Tuesday, 30 September 2008

Aussie motorists getting angrier: report

Australian drivers are getting angrier and they're not shy about showing other motorists exactly how they feel.

Figures released by insurance company AAMI shows driver aggression is at an all-time high with acts of revenge becoming increasingly popular.

The figures show 68 per cent of drivers had been tailgated at some point, while 32 per cent said they had been followed.

The number of motorists who considered tailgating to be an acceptable response to road rage had more than quadrupled since AAMI first canvassed road rage among drivers in 1997 when just five per cent said they had been angry enough to tailgate another driver.

Alarmingly, one in seven drivers surveyed said they had been forced off the road, while one in 10 have had their car wilfully damaged as a result of an altercation with another motorist.

Two-thirds, or 69 per cent, said they had been verbally abused, while four in five, or 83 per cent, had received rude hand gestures.

More than half (57 per cent) of those surveyed admitted to gesturing rudely or yelling at another driver when they had done something dangerous or rude.

Of those, 83 per cent thought the payback was justified.

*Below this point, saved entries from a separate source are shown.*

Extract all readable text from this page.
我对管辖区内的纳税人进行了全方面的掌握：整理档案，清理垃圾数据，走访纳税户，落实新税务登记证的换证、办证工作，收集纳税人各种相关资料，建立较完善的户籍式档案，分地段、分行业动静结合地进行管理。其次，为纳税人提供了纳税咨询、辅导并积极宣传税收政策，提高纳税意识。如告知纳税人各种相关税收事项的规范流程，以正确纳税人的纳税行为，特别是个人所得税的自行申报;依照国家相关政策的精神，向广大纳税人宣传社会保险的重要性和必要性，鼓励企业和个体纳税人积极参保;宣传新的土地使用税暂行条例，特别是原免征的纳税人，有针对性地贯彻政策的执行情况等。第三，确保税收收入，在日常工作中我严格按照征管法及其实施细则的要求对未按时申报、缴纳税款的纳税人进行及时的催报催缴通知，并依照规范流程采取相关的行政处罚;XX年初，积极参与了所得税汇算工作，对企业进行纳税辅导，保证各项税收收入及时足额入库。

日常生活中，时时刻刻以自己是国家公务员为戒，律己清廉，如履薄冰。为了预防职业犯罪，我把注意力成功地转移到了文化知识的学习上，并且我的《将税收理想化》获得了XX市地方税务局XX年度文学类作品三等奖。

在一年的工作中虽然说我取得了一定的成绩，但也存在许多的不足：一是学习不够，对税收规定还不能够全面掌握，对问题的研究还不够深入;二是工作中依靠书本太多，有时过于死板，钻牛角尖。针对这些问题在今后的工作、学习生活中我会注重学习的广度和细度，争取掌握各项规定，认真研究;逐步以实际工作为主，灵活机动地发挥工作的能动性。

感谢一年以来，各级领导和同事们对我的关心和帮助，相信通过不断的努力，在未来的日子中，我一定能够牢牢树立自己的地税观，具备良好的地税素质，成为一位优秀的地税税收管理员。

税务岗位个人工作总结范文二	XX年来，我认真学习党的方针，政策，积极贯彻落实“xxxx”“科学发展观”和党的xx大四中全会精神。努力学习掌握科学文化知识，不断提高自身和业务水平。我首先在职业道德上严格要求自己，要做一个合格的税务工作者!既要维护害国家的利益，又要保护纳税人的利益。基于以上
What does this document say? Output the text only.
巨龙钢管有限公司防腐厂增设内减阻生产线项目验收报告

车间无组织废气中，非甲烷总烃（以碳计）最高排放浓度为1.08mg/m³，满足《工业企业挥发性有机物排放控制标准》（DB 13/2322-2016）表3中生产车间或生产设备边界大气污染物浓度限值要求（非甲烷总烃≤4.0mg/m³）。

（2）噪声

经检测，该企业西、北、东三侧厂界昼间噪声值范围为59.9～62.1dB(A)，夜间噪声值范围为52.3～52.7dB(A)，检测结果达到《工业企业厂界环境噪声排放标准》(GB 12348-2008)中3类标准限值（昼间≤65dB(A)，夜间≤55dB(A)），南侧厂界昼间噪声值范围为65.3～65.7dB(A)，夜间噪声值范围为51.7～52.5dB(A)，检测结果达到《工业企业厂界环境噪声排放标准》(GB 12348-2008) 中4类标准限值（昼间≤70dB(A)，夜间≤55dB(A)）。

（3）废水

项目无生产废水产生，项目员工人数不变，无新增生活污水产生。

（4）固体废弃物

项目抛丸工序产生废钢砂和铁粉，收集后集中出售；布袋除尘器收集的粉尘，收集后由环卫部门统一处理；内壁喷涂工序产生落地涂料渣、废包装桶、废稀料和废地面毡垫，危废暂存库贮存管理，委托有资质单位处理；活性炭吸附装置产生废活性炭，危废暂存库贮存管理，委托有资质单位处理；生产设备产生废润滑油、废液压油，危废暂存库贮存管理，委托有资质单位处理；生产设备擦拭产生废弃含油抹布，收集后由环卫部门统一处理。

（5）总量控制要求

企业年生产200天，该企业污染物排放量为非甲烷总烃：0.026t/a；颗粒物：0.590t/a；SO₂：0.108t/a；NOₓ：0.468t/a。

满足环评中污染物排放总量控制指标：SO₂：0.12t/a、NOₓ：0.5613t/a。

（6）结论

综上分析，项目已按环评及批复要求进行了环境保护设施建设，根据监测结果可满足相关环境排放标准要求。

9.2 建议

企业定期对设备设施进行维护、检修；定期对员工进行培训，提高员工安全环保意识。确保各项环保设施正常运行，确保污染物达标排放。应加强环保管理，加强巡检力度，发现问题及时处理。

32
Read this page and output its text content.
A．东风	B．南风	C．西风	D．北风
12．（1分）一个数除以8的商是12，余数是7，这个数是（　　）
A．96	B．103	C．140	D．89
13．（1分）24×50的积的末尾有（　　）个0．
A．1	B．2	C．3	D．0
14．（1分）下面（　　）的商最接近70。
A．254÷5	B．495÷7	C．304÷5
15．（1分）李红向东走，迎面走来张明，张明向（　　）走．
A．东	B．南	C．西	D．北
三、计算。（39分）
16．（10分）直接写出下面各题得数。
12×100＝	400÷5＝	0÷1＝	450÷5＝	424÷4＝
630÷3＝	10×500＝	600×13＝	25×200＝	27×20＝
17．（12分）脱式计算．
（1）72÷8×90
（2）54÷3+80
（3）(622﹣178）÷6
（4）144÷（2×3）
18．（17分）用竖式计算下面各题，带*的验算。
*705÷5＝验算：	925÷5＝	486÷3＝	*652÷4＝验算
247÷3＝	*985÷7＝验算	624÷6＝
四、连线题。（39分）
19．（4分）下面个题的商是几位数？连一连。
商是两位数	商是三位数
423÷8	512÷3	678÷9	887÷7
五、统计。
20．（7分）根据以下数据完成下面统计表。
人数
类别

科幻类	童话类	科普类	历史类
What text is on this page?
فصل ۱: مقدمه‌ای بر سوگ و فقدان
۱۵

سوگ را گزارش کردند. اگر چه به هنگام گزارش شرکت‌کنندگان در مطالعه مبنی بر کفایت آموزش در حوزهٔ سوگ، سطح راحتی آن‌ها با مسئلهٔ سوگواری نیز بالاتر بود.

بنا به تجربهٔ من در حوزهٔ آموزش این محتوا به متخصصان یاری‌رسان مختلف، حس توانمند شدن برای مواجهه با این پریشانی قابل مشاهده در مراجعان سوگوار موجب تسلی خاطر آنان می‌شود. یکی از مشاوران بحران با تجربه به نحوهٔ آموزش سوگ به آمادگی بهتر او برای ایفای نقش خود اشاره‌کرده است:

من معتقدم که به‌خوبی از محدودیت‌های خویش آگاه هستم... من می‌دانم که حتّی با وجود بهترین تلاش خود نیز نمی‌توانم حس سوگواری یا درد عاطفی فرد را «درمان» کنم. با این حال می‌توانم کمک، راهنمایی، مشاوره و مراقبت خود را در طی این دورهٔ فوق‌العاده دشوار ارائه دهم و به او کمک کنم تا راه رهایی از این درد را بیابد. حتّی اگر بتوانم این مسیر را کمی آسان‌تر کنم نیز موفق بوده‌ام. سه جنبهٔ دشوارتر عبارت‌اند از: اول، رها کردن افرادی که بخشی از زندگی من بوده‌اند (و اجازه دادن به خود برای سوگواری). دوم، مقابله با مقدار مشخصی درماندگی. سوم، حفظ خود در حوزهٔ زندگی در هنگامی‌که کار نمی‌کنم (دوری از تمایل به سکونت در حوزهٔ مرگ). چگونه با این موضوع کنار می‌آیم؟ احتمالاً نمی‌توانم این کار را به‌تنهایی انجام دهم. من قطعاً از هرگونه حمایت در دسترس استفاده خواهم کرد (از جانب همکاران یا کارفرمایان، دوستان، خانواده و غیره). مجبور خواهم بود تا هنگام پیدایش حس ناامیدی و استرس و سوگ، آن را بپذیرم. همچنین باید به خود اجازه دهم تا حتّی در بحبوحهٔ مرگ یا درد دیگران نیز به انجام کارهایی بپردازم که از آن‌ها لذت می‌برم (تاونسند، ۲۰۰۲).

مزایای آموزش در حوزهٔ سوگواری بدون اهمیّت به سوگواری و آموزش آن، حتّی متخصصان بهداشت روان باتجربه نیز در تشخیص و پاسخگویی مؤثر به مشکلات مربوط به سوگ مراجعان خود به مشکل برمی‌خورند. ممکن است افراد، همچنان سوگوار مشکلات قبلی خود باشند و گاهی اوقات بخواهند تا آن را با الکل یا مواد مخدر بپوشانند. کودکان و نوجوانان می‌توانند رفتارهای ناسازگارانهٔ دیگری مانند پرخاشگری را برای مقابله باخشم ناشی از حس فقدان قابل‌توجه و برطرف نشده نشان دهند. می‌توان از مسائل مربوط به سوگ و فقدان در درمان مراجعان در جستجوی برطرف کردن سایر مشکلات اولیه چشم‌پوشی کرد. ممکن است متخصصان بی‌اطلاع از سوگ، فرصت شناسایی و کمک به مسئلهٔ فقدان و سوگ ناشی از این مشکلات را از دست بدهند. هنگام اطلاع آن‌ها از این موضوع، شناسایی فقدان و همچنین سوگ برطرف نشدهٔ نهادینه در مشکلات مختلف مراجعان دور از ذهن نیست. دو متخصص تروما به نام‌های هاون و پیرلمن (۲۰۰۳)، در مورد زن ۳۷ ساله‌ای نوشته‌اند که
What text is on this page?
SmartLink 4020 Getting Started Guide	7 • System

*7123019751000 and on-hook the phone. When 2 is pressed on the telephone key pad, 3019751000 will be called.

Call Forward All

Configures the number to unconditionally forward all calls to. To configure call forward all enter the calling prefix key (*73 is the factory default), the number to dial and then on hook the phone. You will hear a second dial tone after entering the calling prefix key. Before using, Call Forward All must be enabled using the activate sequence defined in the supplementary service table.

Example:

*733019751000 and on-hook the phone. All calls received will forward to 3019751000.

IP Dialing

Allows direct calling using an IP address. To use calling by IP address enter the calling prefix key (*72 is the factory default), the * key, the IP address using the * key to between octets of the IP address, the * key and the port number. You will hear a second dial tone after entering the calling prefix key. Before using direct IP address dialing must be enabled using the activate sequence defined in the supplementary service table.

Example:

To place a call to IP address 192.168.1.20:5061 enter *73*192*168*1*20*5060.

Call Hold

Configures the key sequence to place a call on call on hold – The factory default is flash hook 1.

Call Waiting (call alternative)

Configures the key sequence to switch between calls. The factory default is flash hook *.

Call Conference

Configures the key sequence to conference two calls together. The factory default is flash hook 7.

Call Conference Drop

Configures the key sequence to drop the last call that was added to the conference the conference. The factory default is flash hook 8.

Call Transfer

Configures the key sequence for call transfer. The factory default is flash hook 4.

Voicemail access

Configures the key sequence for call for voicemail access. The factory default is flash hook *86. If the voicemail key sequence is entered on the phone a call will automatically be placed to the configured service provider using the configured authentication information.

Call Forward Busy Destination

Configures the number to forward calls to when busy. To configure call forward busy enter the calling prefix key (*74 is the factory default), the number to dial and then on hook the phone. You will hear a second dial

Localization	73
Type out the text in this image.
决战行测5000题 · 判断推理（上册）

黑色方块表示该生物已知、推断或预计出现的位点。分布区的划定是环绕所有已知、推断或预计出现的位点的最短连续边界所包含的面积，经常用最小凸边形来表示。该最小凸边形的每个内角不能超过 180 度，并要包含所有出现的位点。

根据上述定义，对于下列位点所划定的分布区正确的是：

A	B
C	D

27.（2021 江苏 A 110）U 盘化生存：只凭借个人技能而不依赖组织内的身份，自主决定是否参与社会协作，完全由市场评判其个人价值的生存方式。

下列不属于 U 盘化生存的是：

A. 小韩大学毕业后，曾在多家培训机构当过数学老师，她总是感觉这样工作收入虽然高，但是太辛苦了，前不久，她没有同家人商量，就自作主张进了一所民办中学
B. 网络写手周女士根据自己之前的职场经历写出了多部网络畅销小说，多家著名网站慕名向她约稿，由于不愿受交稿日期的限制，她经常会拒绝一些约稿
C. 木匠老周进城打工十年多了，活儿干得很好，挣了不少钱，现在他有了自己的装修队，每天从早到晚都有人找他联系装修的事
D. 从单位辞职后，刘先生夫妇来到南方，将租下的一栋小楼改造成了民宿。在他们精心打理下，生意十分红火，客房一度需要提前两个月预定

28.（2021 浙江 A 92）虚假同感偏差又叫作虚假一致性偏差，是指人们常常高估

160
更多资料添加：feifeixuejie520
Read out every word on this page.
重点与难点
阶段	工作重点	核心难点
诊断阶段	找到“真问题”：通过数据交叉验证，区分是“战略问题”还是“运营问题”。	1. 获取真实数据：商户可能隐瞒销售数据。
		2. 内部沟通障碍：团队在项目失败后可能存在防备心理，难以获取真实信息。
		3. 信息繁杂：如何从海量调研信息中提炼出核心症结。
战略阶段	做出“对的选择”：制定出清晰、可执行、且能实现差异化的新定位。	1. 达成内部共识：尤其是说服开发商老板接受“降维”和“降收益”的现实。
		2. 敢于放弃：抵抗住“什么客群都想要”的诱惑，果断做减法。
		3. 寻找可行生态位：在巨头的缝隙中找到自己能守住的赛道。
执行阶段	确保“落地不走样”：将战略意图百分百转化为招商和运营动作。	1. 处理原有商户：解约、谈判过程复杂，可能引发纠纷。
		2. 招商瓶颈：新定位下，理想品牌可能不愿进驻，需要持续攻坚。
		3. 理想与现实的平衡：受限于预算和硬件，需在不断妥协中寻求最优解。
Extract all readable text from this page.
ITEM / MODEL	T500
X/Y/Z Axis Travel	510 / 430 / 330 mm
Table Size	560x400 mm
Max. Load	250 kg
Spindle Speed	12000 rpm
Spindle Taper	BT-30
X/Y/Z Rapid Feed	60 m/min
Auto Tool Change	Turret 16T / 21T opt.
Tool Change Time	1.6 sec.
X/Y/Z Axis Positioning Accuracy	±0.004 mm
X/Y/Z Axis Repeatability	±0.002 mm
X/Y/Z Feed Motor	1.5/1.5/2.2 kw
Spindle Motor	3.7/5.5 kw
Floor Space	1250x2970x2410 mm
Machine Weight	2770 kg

"While many of us have sworn or gestured rudely at other drivers from time to time, it is completely unacceptable that one-fifth of drivers have become so angry with the actions of another motorist that they have resorted to tailgating," AAMI public affairs manager Geoff Hughes said.

"If this wasn't bad enough, 60 per cent of those drivers thought tailgating as retribution was entirely justifiable."

"The rise in road rage is worrying in itself, however, also concerning is the increasing number of motorists who believe this sort of retaliation is entirely acceptable," Mr Hughes said.